Power/Performance Bits: Dec. 21

Compact optical amplifier
Researchers at Chalmers University of Technology propose a new optical amplifier design that is compact, high-performance, and doesn’t generate excess noise.

“We have developed the world’s first optical amplifier that significantly enhances the range, sensitivity and performance of optical communication, that does not generate any excess noise – and is also compact enough to be of practical use,” says Ping Zhao, Postdoc at the Photonics Laboratory at Chalmers.

The new amplifier fits in a small chip just a few millimeters in size, compared to previous amplifiers that have been several thousand times larger. The light amplification in the project is based on the Kerr effect, which can amplify light without causing significant excess noise.

They researchers noted that the level of performance the amplifiers offer allows them to be placed more sparingly. They also work in a continuous wave (CW) operation rather than a pulsed operation only.

“What we demonstrate here represents the first CW operation with an extremely low noise in a compact integrated chip. This provides a realistic opportunity for practical use in a variety of applications. Since it’s possible to integrate the amplifier into very small modules, you can get cheaper solutions with much better performance, making this very interesting for commercial players in the long run,” said Professor Peter Andrekson, Head of the Photonics Laboratory at the Department of Microtechnology and Nanoscience at Chalmers.

“This amplifier shows unprecedented performance. We consider this to be an important step towards practical use, not only in communication, but in areas including quantum computers, various sensor systems and in metrology when making atmospheric measurements from satellites for Earth monitoring.”

Efficient optical switch
Researchers from Skolkovo Institute of Science and Technology (Skoltech), IBM Research, and Bergische Universität Wuppertal developed an optical switch that can perform 1 trillion operations per second while being energy efficient and requiring no cooling.
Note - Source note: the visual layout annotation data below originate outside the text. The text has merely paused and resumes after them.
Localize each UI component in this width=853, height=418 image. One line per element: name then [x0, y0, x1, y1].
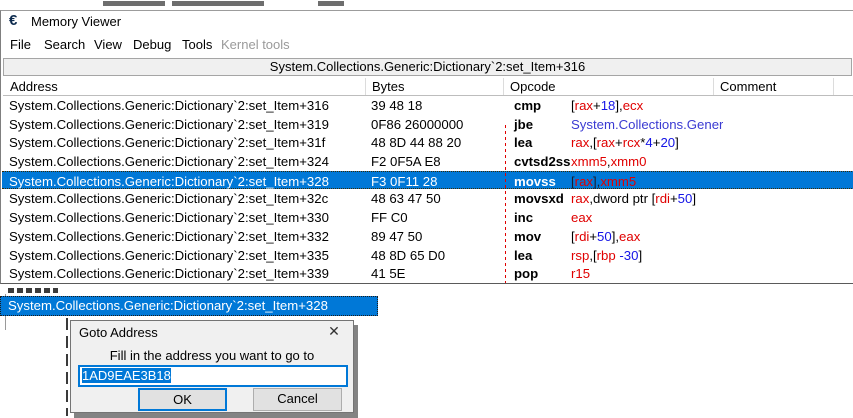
- address-input[interactable]: 1AD9EAE3B18: [78, 365, 348, 387]
- row-bytes: F3 0F11 28: [371, 174, 437, 189]
- column-header: Address Bytes Opcode Comment: [3, 77, 853, 96]
- background-window-fragment: [318, 1, 344, 6]
- row-mnemonic: mov: [514, 229, 571, 244]
- row-bytes: 48 63 47 50: [371, 191, 441, 206]
- row-operands: rax,[rax+rcx*4+20]: [571, 135, 679, 150]
- cheat-engine-icon: €: [9, 13, 24, 28]
- column-separator: [833, 78, 834, 95]
- column-header-address[interactable]: Address: [10, 79, 58, 94]
- row-address: System.Collections.Generic:Dictionary`2:…: [9, 229, 329, 244]
- row-mnemonic: lea: [514, 135, 571, 150]
- address-input-selected-text: 1AD9EAE3B18: [82, 368, 171, 383]
- close-icon[interactable]: ✕: [325, 323, 343, 340]
- row-bytes: 48 8D 65 D0: [371, 248, 445, 263]
- row-mnemonic: cmp: [514, 98, 571, 113]
- row-operands: System.Collections.Gener: [571, 117, 723, 132]
- column-header-bytes[interactable]: Bytes: [372, 79, 405, 94]
- window-title: Memory Viewer: [31, 14, 121, 29]
- memory-viewer-window: € Memory Viewer File SearchViewDebugTools…: [0, 10, 853, 284]
- screenshot-canvas: € Memory Viewer File SearchViewDebugTools…: [0, 0, 853, 418]
- disassembly-row[interactable]: System.Collections.Generic:Dictionary`2:…: [2, 115, 853, 134]
- row-operands: rsp,[rbp -30]: [571, 248, 642, 263]
- title-bar: € Memory Viewer: [1, 11, 853, 32]
- row-mnemonic: cvtsd2ss: [514, 154, 571, 169]
- row-operands: [rax],xmm5: [571, 174, 636, 189]
- menu-item-tools[interactable]: Tools: [178, 35, 216, 54]
- selected-line-fragment[interactable]: System.Collections.Generic:Dictionary`2:…: [0, 296, 378, 316]
- disassembly-row[interactable]: System.Collections.Generic:Dictionary`2:…: [2, 133, 853, 152]
- row-address: System.Collections.Generic:Dictionary`2:…: [9, 174, 329, 189]
- disassembly-rows: System.Collections.Generic:Dictionary`2:…: [2, 96, 853, 284]
- row-mnemonic: movss: [514, 174, 571, 189]
- row-mnemonic: inc: [514, 210, 571, 225]
- disassembly-row[interactable]: System.Collections.Generic:Dictionary`2:…: [2, 264, 853, 283]
- column-separator: [365, 78, 366, 95]
- row-mnemonic: lea: [514, 248, 571, 263]
- disassembly-row[interactable]: System.Collections.Generic:Dictionary`2:…: [2, 96, 853, 115]
- column-separator: [713, 78, 714, 95]
- row-operands: r15: [571, 266, 590, 281]
- row-bytes: 41 5E: [371, 266, 405, 281]
- disassembly-row[interactable]: System.Collections.Generic:Dictionary`2:…: [2, 171, 853, 190]
- row-address: System.Collections.Generic:Dictionary`2:…: [9, 154, 329, 169]
- row-address: System.Collections.Generic:Dictionary`2:…: [9, 248, 329, 263]
- row-mnemonic: movsxd: [514, 191, 571, 206]
- cancel-button[interactable]: Cancel: [253, 388, 342, 411]
- column-separator: [503, 78, 504, 95]
- menu-item-view[interactable]: View: [90, 35, 126, 54]
- column-header-comment[interactable]: Comment: [720, 79, 776, 94]
- disassembly-row[interactable]: System.Collections.Generic:Dictionary`2:…: [2, 208, 853, 227]
- disassembly-row[interactable]: System.Collections.Generic:Dictionary`2:…: [2, 227, 853, 246]
- fragment-dashed-border: [66, 318, 68, 416]
- background-window-fragment: [172, 1, 264, 6]
- row-address: System.Collections.Generic:Dictionary`2:…: [9, 135, 325, 150]
- background-window-fragment: [103, 1, 165, 6]
- jump-arrow-line: [505, 125, 506, 284]
- row-bytes: FF C0: [371, 210, 408, 225]
- dialog-prompt-label: Fill in the address you want to go to: [71, 348, 353, 363]
- row-operands: [rdi+50],eax: [571, 229, 640, 244]
- menu-item-debug[interactable]: Debug: [129, 35, 175, 54]
- menu-item-search[interactable]: Search: [40, 35, 89, 54]
- menu-item-file[interactable]: File: [6, 35, 35, 54]
- dialog-title: Goto Address: [79, 325, 158, 340]
- symbol-header-bar: System.Collections.Generic:Dictionary`2:…: [3, 58, 852, 76]
- row-mnemonic: jbe: [514, 117, 571, 132]
- row-bytes: 48 8D 44 88 20: [371, 135, 461, 150]
- row-operands: rax,dword ptr [rdi+50]: [571, 191, 696, 206]
- disassembly-row[interactable]: System.Collections.Generic:Dictionary`2:…: [2, 246, 853, 265]
- row-operands: eax: [571, 210, 592, 225]
- menu-bar: File SearchViewDebugToolsKernel tools: [1, 32, 853, 55]
- clipped-row-fragment: [8, 288, 58, 293]
- row-operands: [rax+18],ecx: [571, 98, 643, 113]
- row-bytes: 39 48 18: [371, 98, 422, 113]
- goto-address-dialog: Goto Address ✕ Fill in the address you w…: [70, 320, 354, 413]
- row-address: System.Collections.Generic:Dictionary`2:…: [9, 191, 328, 206]
- row-address: System.Collections.Generic:Dictionary`2:…: [9, 266, 329, 281]
- row-address: System.Collections.Generic:Dictionary`2:…: [9, 117, 329, 132]
- menu-item-kernel-tools: Kernel tools: [217, 35, 294, 54]
- column-header-opcode[interactable]: Opcode: [510, 79, 556, 94]
- disassembly-row[interactable]: System.Collections.Generic:Dictionary`2:…: [2, 189, 853, 208]
- row-bytes: 0F86 26000000: [371, 117, 463, 132]
- row-mnemonic: pop: [514, 266, 571, 281]
- row-address: System.Collections.Generic:Dictionary`2:…: [9, 98, 329, 113]
- ok-button[interactable]: OK: [138, 388, 227, 411]
- row-address: System.Collections.Generic:Dictionary`2:…: [9, 210, 329, 225]
- row-operands: xmm5,xmm0: [571, 154, 646, 169]
- row-bytes: 89 47 50: [371, 229, 422, 244]
- row-bytes: F2 0F5A E8: [371, 154, 441, 169]
- disassembly-row[interactable]: System.Collections.Generic:Dictionary`2:…: [2, 152, 853, 171]
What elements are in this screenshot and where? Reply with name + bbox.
In addition to its primary transistor-like function, the switch could act as a component that links devices by shuttling data between them in the form of optical signals. It can also serve as an amplifier, boosting the intensity of an incoming laser beam by a factor of up to 23,000.

The device relies on two lasers to set its state to “0” or “1” and to switch between them. A very weak control laser beam requiring only a few photons is used to turn another, brighter laser beam on or off.

“What makes the new device so energy-efficient is that it only takes a few photons to switch,” said Anton Zasedatelev of Skoltech.

The switching occurs inside a microcavity created from a 35-nanometer thin organic semiconducting polymer sandwiched between highly reflective inorganic structures. The microcavity keeps incoming light trapped inside for as long as possible to favor its coupling with the cavity’s material.

The researchers said that this light-matter coupling forms the basis of the new device. “When photons couple strongly to bound electron-hole pairs — aka excitons — in the cavity’s material, this gives rise to short-lived entities called exciton-polaritons, which are a kind of quasiparticles at the heart of the switch’s operation.

“When the pump laser — the brighter one of the two — shines on the switch, this creates thousands of identical quasiparticles in the same location, forming so-called Bose-Einstein condensate, which encodes the “0” and “1” logic states of the device.”

The team used a control laser pulse seeding the condensate shortly before the arrival of the pump laser pulse to switch between the two levels of the device. This stimulates energy conversion from the pump laser, boosting the amount of quasiparticles at the condensate. The high amount of particles in there corresponds to the “1” state of the device.

“In our Skoltech labs we achieved switching with just one photon at room temperature. That said, there is a long way to go before such proof-of-principle demonstration is utilized in an all-optical co-processor,” added Professor Pavlos Lagoudakis, who heads the Hybrid Photonics Labs at Skoltech.

The team plans work to continue lowering the power consumption further and integrate it with a toolkit of all-optical components.

Cooling with kirigami
Researchers from Osaka University, Oita National College of Technology, and Tokyo Polytechnic University used kirigami techniques to improve passive convective cooling using cellulose nanofiber films. Kirigami is a paper art that uses cutting in addition to folding to create structures.

By stretching a simple kirigami “net decoration” pattern called amikazari, the cuts in the cellulose nanofiber film can open into holes that allow air to flow through them. They have better cooling properties than uncut films by default, but applying air flow to them dramatically improves the cooling ability.

Using laser-cut films based on traditional designs, the team performed a heat-dissipation test with irradiated light on a graphite-blackened area and observed a dramatic difference in the maximum temperature between the kirigami film and the uncut film under air flow. “We also developed ‘cool’ light sources by creating powder electroluminescent devices, which are normally prone to overheating, on top of the cellulose nanofiber films” said Kojiro Uetani of Osaka University.

Thermal resistance was reduced to about one-fifth of what it was before applying the kirigami system. “The kirigami heat-dissipation concept enables new thermal designs using various film materials as heat-dissipation components and is expected to inspire a wide range of new cooling devices and methods for use in next generation electronics,” said Masaya Nogi of Osaka University.

The researchers believe that the flexibility of the cooling material could benefit wearable devices and non-rigid electronics.